If you are very attached to the picture, it is still possible to add detail on existing empty ground. When large areas of white space are still free, you can choose a space to draw something new fairly easily. Once the picture is detailed, or you need to make a change related in a specific way to the existing picture, this is basically reduced to coloring in between the lines.
We code like we are painting with ink.
Our instinct is not to reuse and refactor, but to tweak and rewrite. Why? Fear and pride, perhaps. We aren’t born coding, though, so these emotional reactions are learnt because of some aspect of working with software. I’d suggest both behaviours stem from incomplete or untrusted knowledge of the existing code.
Peter Naur described programming as theory building.
Programming in this sense primarily must be the programmers’ building up knowledge of a certain kind, knowledge taken to be basically the programmers’ immediate possession, any documentation being an auxiliary, secondary product.
Naur is talking of a mental model, not the formal and external symbolic expression of an equation or a Java class. The model may need to be sophisticated, but it is also defined by its working immediacy. Your model of the code today may easily be different to a year ago, even if the code has not changed. Naur doesn’t relate the two, but to me it is also reminiscent of what sociologist Patricia Hill Collins calls everyday theory. Hill Collins is referring to theories of society, and she contrasts everyday theory with High Theory constructed in and for an academic setting, like, say, Marx’s dialectical materialism. Everyday theory is collective and social, may lack scholarly depth at times, but it also has the workaday vigour of something used every day to navigate a system.
If we follow Naur in considering the main activity in programming to be building mental models, even if the deliverables are software artefacts, one implication is the cost of building a theory – the cost of learning – dominates everyday coding. Writing a new class is then easier because the mental model is built by the writer while they are writing. At a larger scale, this suggests why the greenfield myth is so beguiling. Architecture suffers the same costs of understanding as programs. There’s a lot of interest in microservices at the moment, which is basically the rewrite elevated to an architectural ideal.

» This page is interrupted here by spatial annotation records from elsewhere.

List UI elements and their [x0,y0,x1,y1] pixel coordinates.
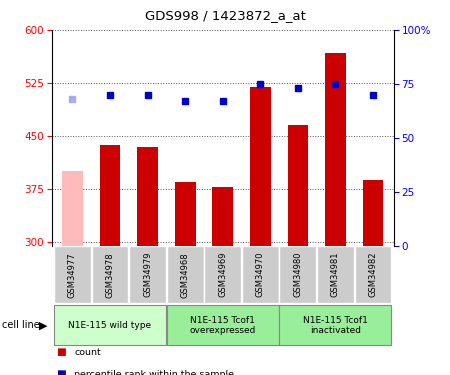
Text: ■: ■ [56,348,66,357]
Text: GSM34968: GSM34968 [180,252,189,297]
Bar [137,147,158,246]
Text: N1E-115 wild type: N1E-115 wild type [68,321,152,330]
Bar [54,246,91,303]
Text: N1E-115 Tcof1
overexpressed: N1E-115 Tcof1 overexpressed [189,316,256,335]
Text: GSM34977: GSM34977 [68,252,77,297]
Text: GSM34978: GSM34978 [105,252,114,297]
Text: GSM34981: GSM34981 [331,252,340,297]
Bar [355,246,392,303]
Bar [250,87,270,246]
Text: GDS998 / 1423872_a_at: GDS998 / 1423872_a_at [144,9,306,22]
Text: cell line: cell line [2,320,40,330]
Bar [129,246,166,303]
Bar [279,306,392,345]
Text: GSM34980: GSM34980 [293,252,302,297]
Text: N1E-115 Tcof1
inactivated: N1E-115 Tcof1 inactivated [303,316,368,335]
Bar [62,171,83,246]
Text: ▶: ▶ [40,320,48,330]
Text: percentile rank within the sample: percentile rank within the sample [74,370,234,375]
Bar [317,246,354,303]
Bar [325,53,346,246]
Bar [242,246,279,303]
Bar [279,246,316,303]
Bar [175,182,195,246]
Bar [167,246,203,303]
Bar [288,126,308,246]
Bar [167,306,279,345]
Bar [54,306,166,345]
Bar [204,246,241,303]
Bar [212,187,233,246]
Text: GSM34982: GSM34982 [369,252,378,297]
Text: GSM34970: GSM34970 [256,252,265,297]
Bar [363,180,383,246]
Bar [92,246,128,303]
Text: GSM34979: GSM34979 [143,252,152,297]
Bar [99,145,120,246]
Text: ■: ■ [56,369,66,375]
Text: GSM34969: GSM34969 [218,252,227,297]
Text: count: count [74,348,101,357]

I guess it works very well in certain domains and organisations, but I haven’t used auto-balkanisation of this sort myself, and at any rate there are many running systems not written that way.
Colouring-in behaviour is a bit harder to describe. It’s when a developer goes to painstaking effort to minimise changes to lines of code, especially structural elements like methods and classes. It’s similar to what Michael Feathers recently described as shoving, except he is using a different spatial metaphor.
Colouring-in is mentally cheaper because of scope. The scope of your working theory doesn’t have to include the interaction of class structures and broader parts of the codebase. From the perspective of the developer and that specific fix, it can even seem neater than more structurally impactful solutions, such as factoring out new methods or consolidating emerging redundancy. Poor unit tests exacerbate this, increasing the risk of errors after changes are made, discouraging refactoring.
Unit tests are also interesting for mental models because they are effectively worked examples of the theory the developer was using at the time. Good tests illustrate an idea as well as describing edge cases, and this decreases the cost of learning, and provides quicker feedback on the suitability of the programmer’s working theory.
The computational material of software is often brittle for a user in the way it runs, but the material itself is strikingly plastic at development time. It’s less like ink painted on paper and more like lego fused with rubber bands. Refactoring recognises this plasticity, and works with it. Compared to reinforced concrete, software is easy to change. Sometimes our minds are not.